FDA Approves Drug for Duchenne Muscular Dystrophy

Feb. 10, 2017 -- A new drug to treat Duchenne muscular dystrophy has been approved by the U.S. Food and Drug Administration.

The tablet and liquid forms of Emflaza (deflazacort) were approved to treat patients age 5 years and older. The drug is a corticosteroid that reduces inflammation and slows the activity of the immune system.

Corticosteroids are used in many other countries to treat Duchenne muscular dystrophy, but this is the first FDA approval of a corticosteroid to treat the disease, and the first approval of deflazacort for any use in the United States.

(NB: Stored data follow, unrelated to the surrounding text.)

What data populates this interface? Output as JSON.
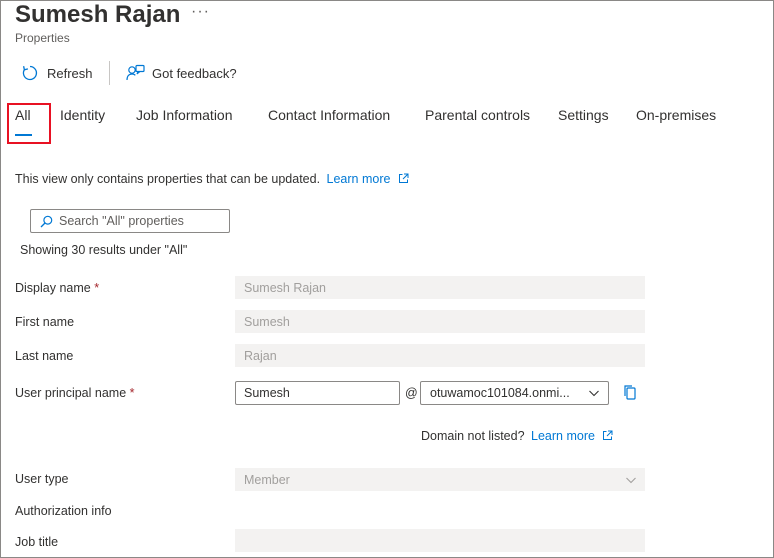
{
  "header": {
    "title": "Sumesh Rajan",
    "more_glyph": "···",
    "subtitle": "Properties"
  },
  "toolbar": {
    "refresh_label": "Refresh",
    "feedback_label": "Got feedback?",
    "refresh_icon": "refresh-icon",
    "feedback_icon": "feedback-icon"
  },
  "tabs": [
    {
      "label": "All",
      "selected": true
    },
    {
      "label": "Identity"
    },
    {
      "label": "Job Information"
    },
    {
      "label": "Contact Information"
    },
    {
      "label": "Parental controls"
    },
    {
      "label": "Settings"
    },
    {
      "label": "On-premises"
    }
  ],
  "info": {
    "text": "This view only contains properties that can be updated.",
    "link": "Learn more"
  },
  "search": {
    "placeholder": "Search \"All\" properties",
    "results_text": "Showing 30 results under \"All\""
  },
  "fields": {
    "display_name": {
      "label": "Display name",
      "required": "*",
      "value": "Sumesh Rajan"
    },
    "first_name": {
      "label": "First name",
      "value": "Sumesh"
    },
    "last_name": {
      "label": "Last name",
      "value": "Rajan"
    },
    "upn": {
      "label": "User principal name",
      "required": "*",
      "value": "Sumesh",
      "at": "@",
      "domain": "otuwamoc101084.onmi..."
    },
    "domain_note": {
      "text": "Domain not listed?",
      "link": "Learn more"
    },
    "user_type": {
      "label": "User type",
      "value": "Member"
    },
    "authorization_info": {
      "label": "Authorization info"
    },
    "job_title": {
      "label": "Job title",
      "value": ""
    }
  },
  "colors": {
    "accent": "#0078d4",
    "highlight_box": "#e81123",
    "required": "#a4262c"
  }
}
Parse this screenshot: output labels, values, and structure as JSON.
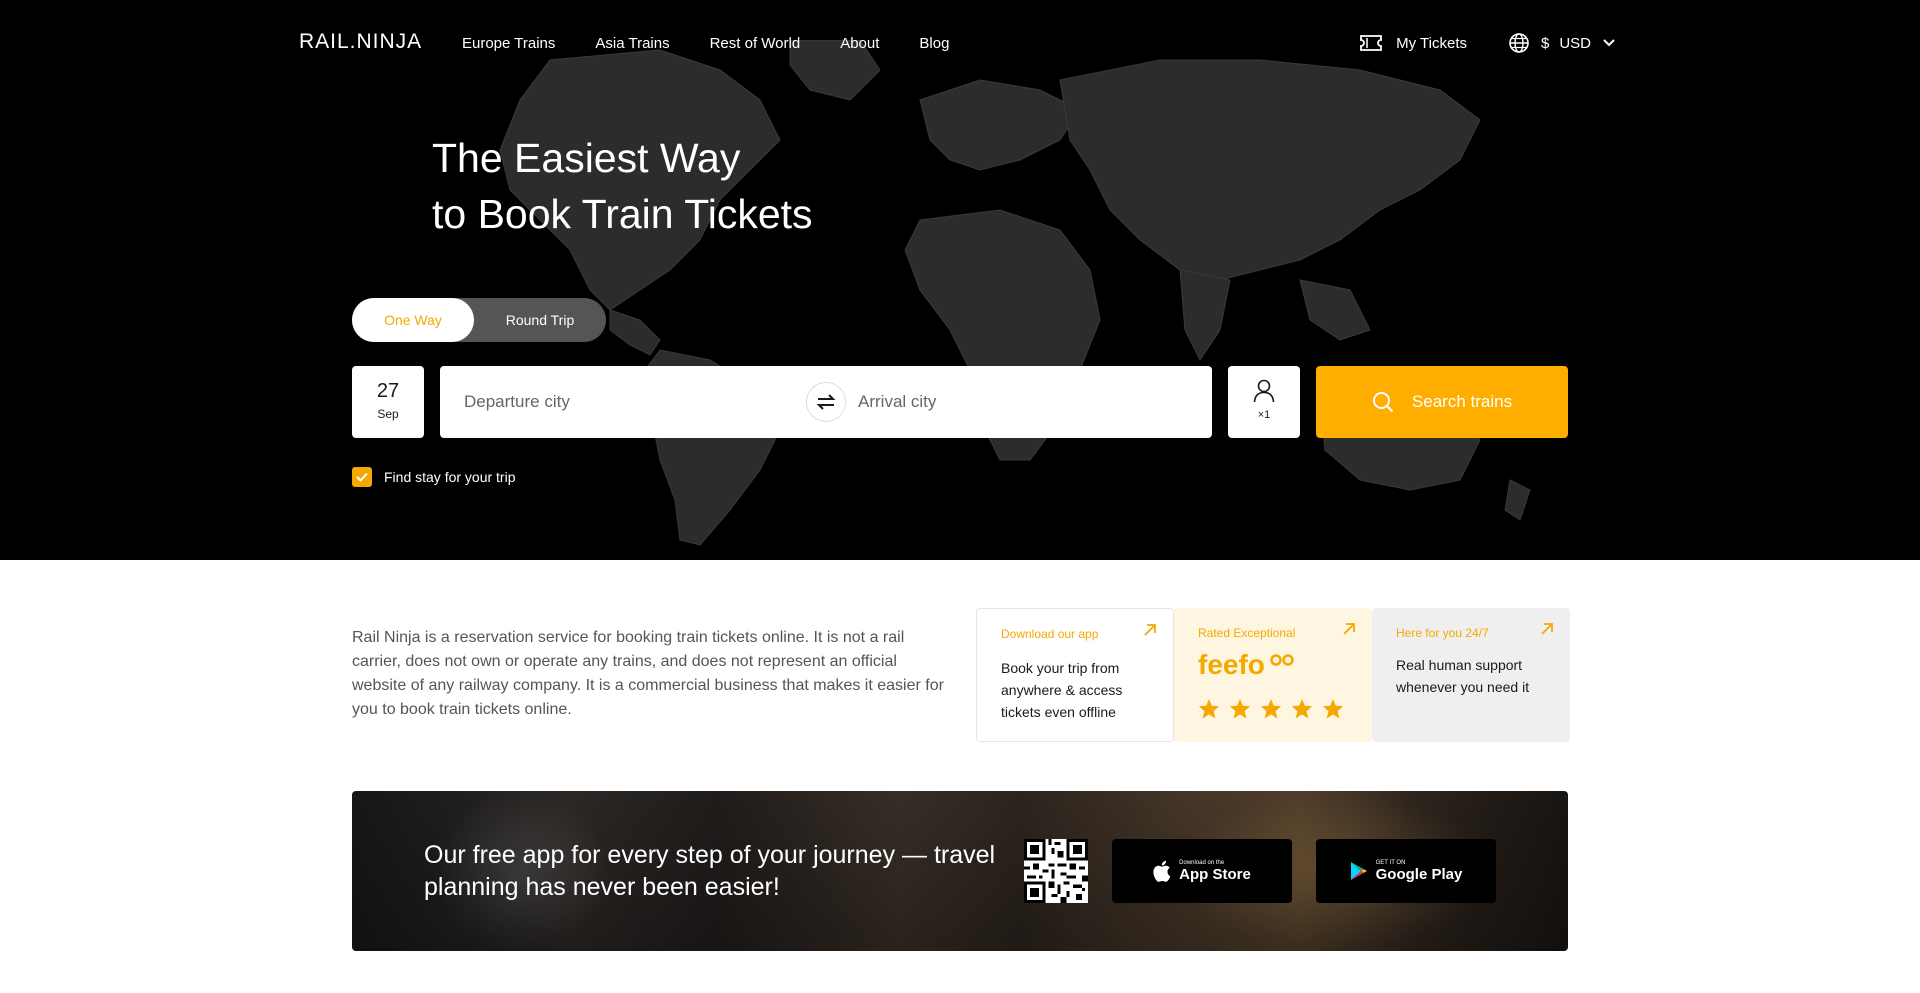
{
  "nav": {
    "logo": "RAIL.NINJA",
    "links": [
      "Europe Trains",
      "Asia Trains",
      "Rest of World",
      "About",
      "Blog"
    ],
    "my_tickets": "My Tickets",
    "currency_symbol": "$",
    "currency_code": "USD"
  },
  "hero": {
    "headline_line1": "The Easiest Way",
    "headline_line2": "to Book Train Tickets"
  },
  "search": {
    "trip_types": [
      "One Way",
      "Round Trip"
    ],
    "selected_trip_type": "One Way",
    "date_day": "27",
    "date_month": "Sep",
    "departure_placeholder": "Departure city",
    "departure_value": "",
    "arrival_placeholder": "Arrival city",
    "arrival_value": "",
    "passengers": "×1",
    "search_label": "Search trains",
    "stay_label": "Find stay for your trip",
    "stay_checked": true
  },
  "info": {
    "disclaimer": "Rail Ninja is a reservation service for booking train tickets online. It is not a rail carrier, does not own or operate any trains, and does not represent an official website of any railway company. It is a commercial business that makes it easier for you to book train tickets online.",
    "cards": [
      {
        "title": "Download our app",
        "text": "Book your trip from anywhere & access tickets even offline"
      },
      {
        "title": "Rated Exceptional",
        "logo": "feefo",
        "stars": 5
      },
      {
        "title": "Here for you 24/7",
        "text": "Real human support whenever you need it"
      }
    ]
  },
  "banner": {
    "text": "Our free app for every step of your journey — travel planning has never been easier!",
    "appstore_small": "Download on the",
    "appstore_big": "App Store",
    "gplay_small": "GET IT ON",
    "gplay_big": "Google Play"
  },
  "colors": {
    "accent": "#ffae00",
    "hero_bg": "#000000",
    "card_rated_bg": "#fff6e2",
    "card_support_bg": "#efefef"
  }
}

Duchenne muscular dystrophy is the most common type of muscular dystrophy. The genetic disorder typically appears at ages 3 to 5 years and causes progressive muscle deterioration and weakness. Patients typically die in their 20s or 30s.

The FDA's approval of Emflaza -- marketed by Marathon Pharmaceuticals of Illinois -- is based on two studies showing that male patients who took the drug had improvements in muscle strength and appeared to lose the ability to walk later than those who took a placebo.

Common side effects of the drug are similar to those of other corticosteroids and include: facial puffiness, weight gain, increased appetite, upper respiratory tract infection, cough, haveig to urinate often during the daytime, unwanted hair growth, and excessive fat around the stomach, according to the FDA.

Less common side effects include: endocrine function problems, increased risk of infection, higher blood pressure, risk of gastrointestinal perforation, serious skin rashes, behavioral and mood changes, decrease in the density of the bones, and vision problems such as cataracts.